To prevent the global write log from growing indefinitely, and also to upper bound the number of log entries to be replayed for every access, EXCITE-VM also has background “checkpointing” threads that keep replaying log entries before truncating the log. The checkpointing thread reads the global write log in old-to-new order, and apply the delta to the shared base image which is mapped by the process’s page table. Replay should stop at the earliest visible commit timestamp (i.e., there exists no log entry with a larger timestamp between the log entry’s commit timestamp and some uncommitted transaction’s begin timestamp).

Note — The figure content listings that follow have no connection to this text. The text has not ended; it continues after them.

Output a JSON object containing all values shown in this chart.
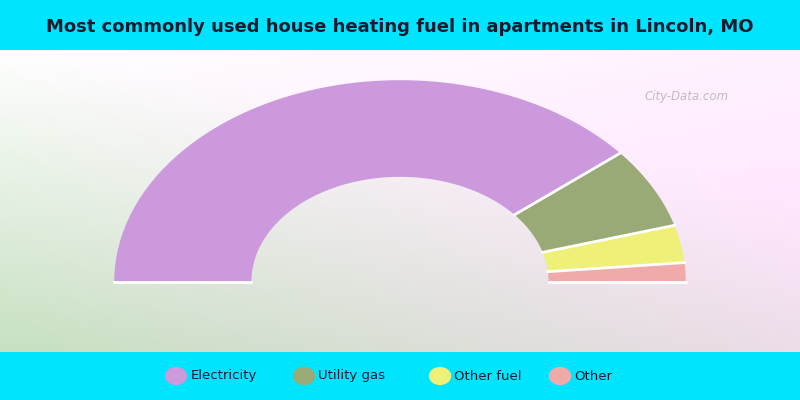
{
  "title": "Most commonly used house heating fuel in apartments in Lincoln, MO",
  "title_fontsize": 13,
  "title_color": "#1a1a2e",
  "cyan_color": "#00e5ff",
  "legend_labels": [
    "Electricity",
    "Utility gas",
    "Other fuel",
    "Other"
  ],
  "legend_colors": [
    "#cc99dd",
    "#99aa77",
    "#eef077",
    "#f0aaaa"
  ],
  "values": [
    78,
    13,
    6,
    3
  ],
  "donut_colors": [
    "#cc99dd",
    "#99aa77",
    "#eef077",
    "#f0aaaa"
  ],
  "watermark": "City-Data.com",
  "outer_r": 1.0,
  "inner_r": 0.52,
  "grad_color_topleft": "#c8e6c0",
  "grad_color_topright": "#f0ece8",
  "grad_color_bottomleft": "#a8d4a0",
  "grad_color_bottomright": "#e8e4f0"
}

The paper also proposes maintaining a page cache that stores the most recently accessed pages and their versions. The page cache can be considered as a cache of partially materialized pages, which can serve as the starting point of log replay instead of the process’s current base image. When a transaction successfully commits, instead of discarding all its accessed pages, it stores them in the page cache with the version of these pages (if the page is dirty, then the version of the page is the commit timestamp of the transaction). The page table may also stay valid, optimistically assuming that no transaction will ever commit on the page before the next time the same page is requested. The page fault handler is then modified as follows. First, when a page fault occurs, instead of constructing the page from the process’s base image, the handler first checks the page cache. If the address hits the cache, then the handler compares the page version against the requested version, and constructs the requested page by replaying log entries that are needed to bring the cached version to the requested version. Additionally, if the TLB optimization is also adopted, when a transaction commits, it should also perform page table invalidation for threads whose page table entries are still valid for the page, and issue TLB shootdown for these pages. The paper claims that such lazy invalidation of TLB entries can save some TLB shootdown overhead if overwrites are relatively rare. The page cache is maintained by EXCITE-VM software runtime as a software cache, which follows a simple rule for eviction. On eviction, the page table and TLB entries should also be invalidated to avoid accessing invalid pages.